If the MCAS malfunctioned, there was a procedure to cut the software out of the loop. But it required throwing a separate switch, not merely pulling up on the plane’s control stick. If the switch wasn’t flipped, the MCAS would keep nosing the plane down after five seconds. Back in November, as pilots and airline-industry observers mulled over the Indonesian crash, they fingered this “counterintuitive” system as part of the problem. Leeham, an aerospace news service, also noted that the novel behavior of the MCAS “was described nowhere” in the aircraft’s or pilot’s manual. This was a problem, Leeham wrote, because pilots had been told that the two planes were the same, and could be flown interchangeably.
Two Boeing 737 Max 8 airplanes have crashed under similar circumstances in the past six months, one in October in Indonesia and the other in Ethiopia last week. These were new planes, and both had a control system installed that has been implicated in the Indonesian crash, and that might have played a role in the most recent disaster.
The system, known as the Maneuvering Characteristics Augmentation System (MCAS), had one very specific purpose. When flying in manual mode, the MCAS used data from an “angle of attack” sensor to push the nose of the plane down if the plane’s orientation seemed to be approaching the point when it would stall, which is a very dangerous condition. The software was designed to compensate for a new instability that resulted from some small physical-design modifications.
Only after the Lion Air crash did Boeing put out an advisory about the software. My colleague James Fallows has noted that American pilots have also experienced the problem.
What makes the situation troubling, whether or not the system is ultimately implicated in the Ethiopian Air tragedy, is that the problems that could result from this system are not impossible to foresee.
The MCAS relies on sensors that can derive the angle of attack, which a Boeing publication notes is a very complex measurement. Erroneous or mismatched readings could lead to serious trouble. And that’s not normally how the software systems installed on planes work.
Once the problems with the system came to light last year, Southwest almost immediately took steps to address the problem and Boeing announced an update to the MCAS system, which the company had been planning with the Federal Aviation Administration.
“The FAA says it anticipates mandating this software enhancement with an Airworthiness Directive no later than April,” Boeing said. “We have worked with the FAA in development of this software enhancement.”

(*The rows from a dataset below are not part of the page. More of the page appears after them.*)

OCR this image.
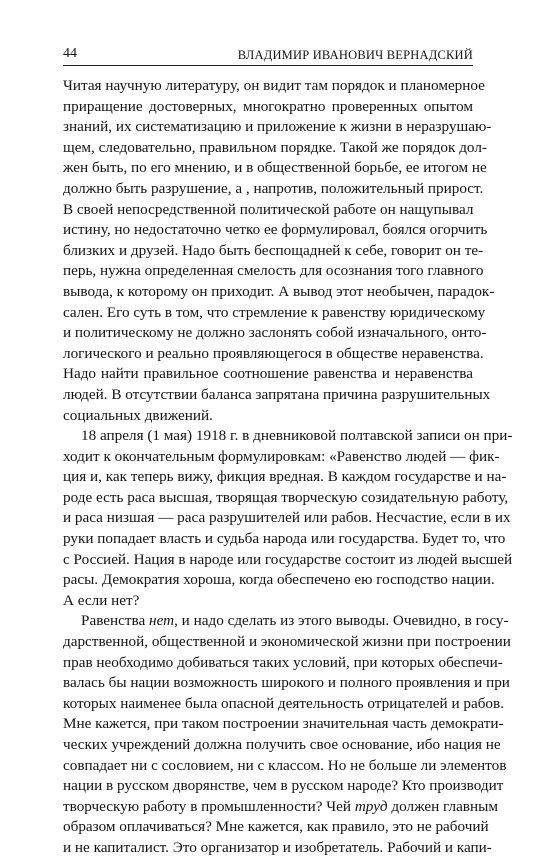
44	ВЛАДИМИР ИВАНОВИЧ ВЕРНАДСКИЙ
Читая научную литературу, он видит там порядок и планомерное
приращение достоверных, многократно проверенных опытом
знаний, их систематизацию и приложение к жизни в неразрушаю-
щем, следовательно, правильном порядке. Такой же порядок дол-
жен быть, по его мнению, и в общественной борьбе, ее итогом не
должно быть разрушение, а , напротив, положительный прирост.
В своей непосредственной политической работе он нащупывал
истину, но недостаточно четко ее формулировал, боялся огорчить
близких и друзей. Надо быть беспощадней к себе, говорит он те-
перь, нужна определенная смелость для осознания того главного
вывода, к которому он приходит. А вывод этот необычен, парадок-
сален. Его суть в том, что стремление к равенству юридическому
и политическому не должно заслонять собой изначального, онто-
логического и реально проявляющегося в обществе неравенства.
Надо найти правильное соотношение равенства и неравенства
людей. В отсутствии баланса запрятана причина разрушительных
социальных движений.
18 апреля (1 мая) 1918 г. в дневниковой полтавской записи он при-
ходит к окончательным формулировкам: «Равенство людей — фик-
ция и, как теперь вижу, фикция вредная. В каждом государстве и на-
роде есть раса высшая, творящая творческую созидательную работу,
и раса низшая — раса разрушителей или рабов. Несчастие, если в их
руки попадает власть и судьба народа или государства. Будет то, что
с Россией. Нация в народе или государстве состоит из людей высшей
расы. Демократия хороша, когда обеспечено ею господство нации.
А если нет?
Равенства нет, и надо сделать из этого выводы. Очевидно, в госу-
дарственной, общественной и экономической жизни при построении
прав необходимо добиваться таких условий, при которых обеспечи-
валась бы нации возможность широкого и полного проявления и при
которых наименее была опасной деятельность отрицателей и рабов.
Мне кажется, при таком построении значительная часть демократи-
ческих учреждений должна получить свое основание, ибо нация не
совпадает ни с сословием, ни с классом. Но не больше ли элементов
нации в русском дворянстве, чем в русском народе? Кто производит
творческую работу в промышленности? Чей труд должен главным
образом оплачиваться? Мне кажется, как правило, это не рабочий
и не капиталист. Это организатор и изобретатель. Рабочий и капи-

So, upon review, the FAA and Boeing decided that a software update should be mandatory for the plane. This kind of post-facto decision making would not be surprising in most other realms of software development. After all, Apple has issued five iOS updates since October.
The FAA has extremely strict regulations. This makes sense: It regulates tubes full of people flying in the sky, and any problems could be catastrophic. The stakes are higher than they are with, say, an iPhone app. Every component of every plane must go through a certification process, which MCAS did.
As planes have become much more dependent on computers over the past few decades, the industry is facing the tricky problem of how to certify these systems—and how to train pilots to handle their increasingly inscrutable failures. The FAA runs the Aircraft Certification Service, which “is concerned with the approval of software and airborne electronic hardware for airborne systems (e.g., autopilots, flight controls, engine controls).” It’s important to understand that aircraft makers don’t submit a form to check a box; the FAA is deeply involved.
My colleague James Somers described precisely how software is evaluated under this safety regime. “The agency mandates that every requirement for a piece of safety-critical software be traceable to the lines of code that implement it, and vice versa,” Somers wrote. “So every time a line of code changes, it must be retraced to the corresponding requirement in the design document, and you must be able to demonstrate that the code actually satisfies the requirement.”
In the United States, the current process has worked remarkably well. Across all the millions of flights by American airliners, there was exactly one passenger death from 2010 to 2019.
At the same time, as the pilot Mac McClellan points out, the new flying machine increasingly removes “the pilot as a critical part of the system and relies on multiple computers to handle failures.” While pilots are still trained to handle all manner of flight failures, they just don’t have to with the big planes, which create triply redundant systems to ensure the safety of passengers, no matter what the pilots do. That’s why McClellan’s post is provocatively titled “Can Boeing Trust Pilots?”
One way to see the MCAS problem is that the system took too much control from the pilots, exacerbated by Boeing’s lack of communication about its behavior. But another way, McClellan suggests, is to say that the software relied too much on pilot action, and in that case, the problem is that the MCAS was not designed for triply redundant automatic operation.
So much remains to be seen about the two crashes and the 737 Max 8. The planes are being grounded across the world, even here in the United States, where authorities had held out. And now the workhorse of the American commercial-airline industry is about to come under increased scrutiny.
If this problem—which everyone now acknowledges is a problem, whether or not it contributed to the Ethiopian crash—could sneak through the FAA’s testing, what other surprises might lurk in the software?